1 januari 2016 lijkt nog ver weg, maar we zijn er dan ook graag vroeg bij, zeker na een succesvol weekend waarin Sven Nys twee keer heeft gezegevierd. 1 januari 2016, dat is de dag van de Grote Prijs Sven Nys op Balenberg, in zijn thuishaven in Balen. Daar kan hij straks een 13e keer de winst binnenhalen. Lees hier de XII werken van grootmeester Sven Nys.

Editie 1 (2000) = zege 1 

Een zwaar maar fraai parcours, veel volk, een saaie koers en Sven Nys als winnaar. Ziedaar de snelle samenvatting van de eerste Grote Prijs Sven Nys op de Balenberg. “Ik kon het mij niet permitteren om op reserve te rijden. Mijn supporters verdienden een cadeau voor alles wat ze voor mij doen”, aldus Nys achteraf. Dat cadeau bestaat uit een demonstratie die na het startschot begint en pas op de finishlijn eindigt. Het meesterschap en het gemak waarmee Nys naar zijn 17e zege van het seizoen rijdt en loopt, doet herinneren aan de nummertjes die Roland Liboton vroeger in zijn nieuwjaarscross op de Tienbunder in Rillaar opvoerde.

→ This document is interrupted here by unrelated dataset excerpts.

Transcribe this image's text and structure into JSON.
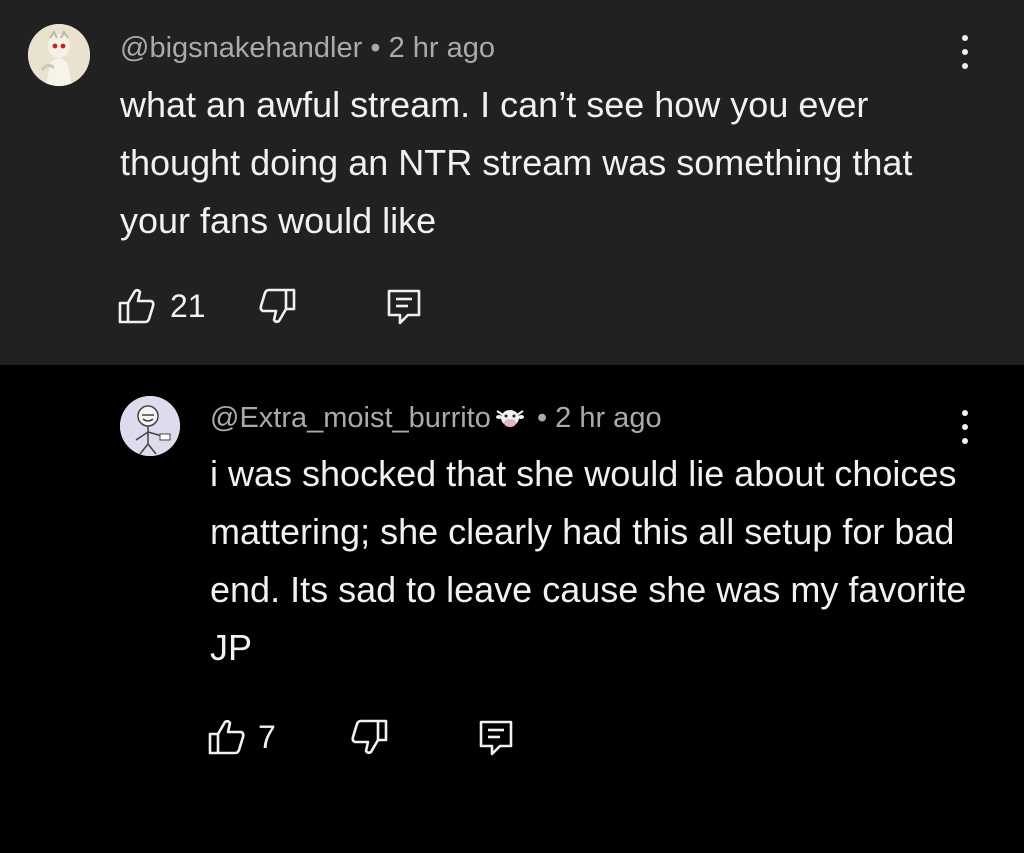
{
  "comments": [
    {
      "handle": "@bigsnakehandler",
      "time": "2 hr ago",
      "separator": "•",
      "text": "what an awful stream. I can’t see how you ever thought doing an NTR stream was something that your fans would like",
      "likes": "21",
      "avatar_icon": "avatar-image"
    },
    {
      "handle": "@Extra_moist_burrito",
      "badge_icon": "cow-member-badge-icon",
      "time": "2 hr ago",
      "separator": "•",
      "text": "i was shocked that she would lie about choices mattering; she clearly had this all setup for bad end. Its sad to leave cause she was my favorite JP",
      "likes": "7",
      "avatar_icon": "avatar-image"
    }
  ],
  "colors": {
    "parent_bg": "#212121",
    "reply_bg": "#000000",
    "text": "#f1f1f1",
    "meta": "#aaaaaa"
  },
  "icons": {
    "like": "thumbs-up-icon",
    "dislike": "thumbs-down-icon",
    "reply": "reply-comment-icon",
    "menu": "more-vert-icon"
  }
}
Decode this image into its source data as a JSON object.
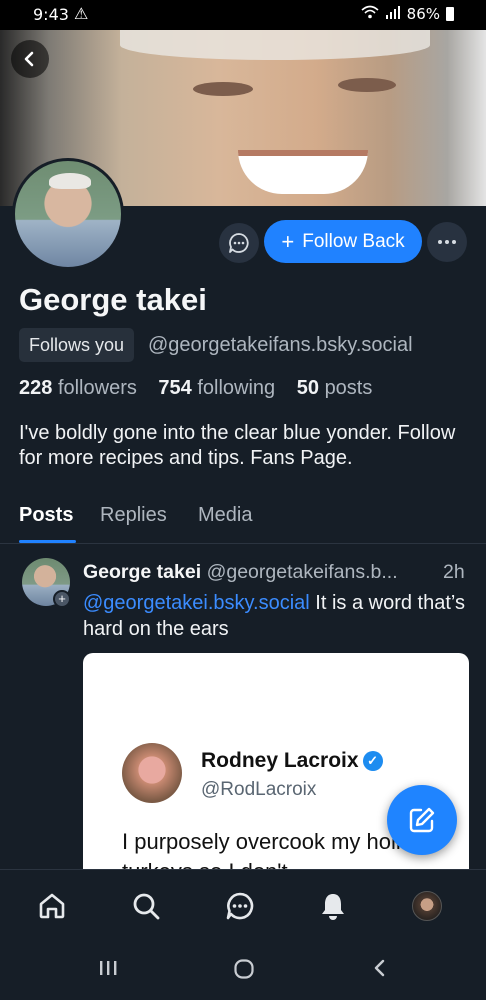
{
  "status_bar": {
    "time": "9:43",
    "battery": "86%"
  },
  "profile": {
    "display_name": "George takei",
    "follows_you_label": "Follows you",
    "handle": "@georgetakeifans.bsky.social",
    "followers_count": "228",
    "followers_label": "followers",
    "following_count": "754",
    "following_label": "following",
    "posts_count": "50",
    "posts_label": "posts",
    "bio": "I've boldly gone into the clear blue yonder. Follow for more recipes and tips. Fans Page.",
    "follow_button_label": "Follow Back"
  },
  "tabs": [
    {
      "label": "Posts",
      "active": true
    },
    {
      "label": "Replies",
      "active": false
    },
    {
      "label": "Media",
      "active": false
    }
  ],
  "post": {
    "author": "George takei",
    "handle": "@georgetakeifans.b...",
    "time": "2h",
    "mention": "@georgetakei.bsky.social",
    "text": "It is a word that’s hard on the ears",
    "embed": {
      "name": "Rodney Lacroix",
      "handle": "@RodLacroix",
      "text": "I purposely overcook my holiday turkeys so I don't"
    }
  },
  "colors": {
    "background": "#161e27",
    "accent": "#2082ff",
    "secondary_text": "#aeb6bf"
  },
  "icons": {
    "back": "chevron-left-icon",
    "message": "chat-bubble-icon",
    "more": "ellipsis-icon",
    "compose": "compose-icon",
    "nav": [
      "home-icon",
      "search-icon",
      "chat-icon",
      "bell-icon",
      "profile-avatar"
    ]
  }
}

GPnys3Editie 2 (2001) = zege 2

Dooi en regen hebben de tweede Grote Prijs Sven Nys opgezadeld met een parcours voor sterke beren. Het technisch meesterschap van de gastheer spreekt daardoor minder duidelijk dan hij zich in de oudejaarsnacht heeft gedroomd. De wedstrijd is al halfweg wanneer Sven Vanthourenhout uit de spits kan worden weggeslagen. Nys, De Clercq en Van Santvliet zullen van dan af onder hun drieën uitmaken wie de bloemen mee naar huis krijgt. De zoveelste prik van Nys is er te veel aan. In de voorlaatste ronde gaat hij hard door en bergen zijn achtervolgers hun jojo op. De Clercq wrikt zich van Van Santvliet los en wordt tweede.

Editie 4 (2003) = zege 3

Sven Nys heeft op sportief gebied één grote wens voor het nieuwe jaar: zoals Mario De Clercq steeds weer zijn grenzen kunnen verleggen, door de muur gaan, nog versnellen als hij al hartstikke kapot zit. Het wordt een memorabele editie, want de onophoudelijke regenval heeft Balenberg herschapen in een quasi onberijdbare modderpoel. Toch krijgt de thuisrijder het in een verzwolgen Baal niet op een dienblad. In een boeiende cross geeft vooral krachtpatser Groenendaal lange tijd de indruk het vlotst door de blubber te ploegen. Tot twee keer toe rijdt de Nederlander weg van Nys, De Clercq, Berden en Vanthourenhout. Nys kan telkens counteren en neemt in de tweede koershelft de touwtjes zelf in handen. Hij wint zo voor de 3e keer in 4 jaar zijn eigen Grote Prijs.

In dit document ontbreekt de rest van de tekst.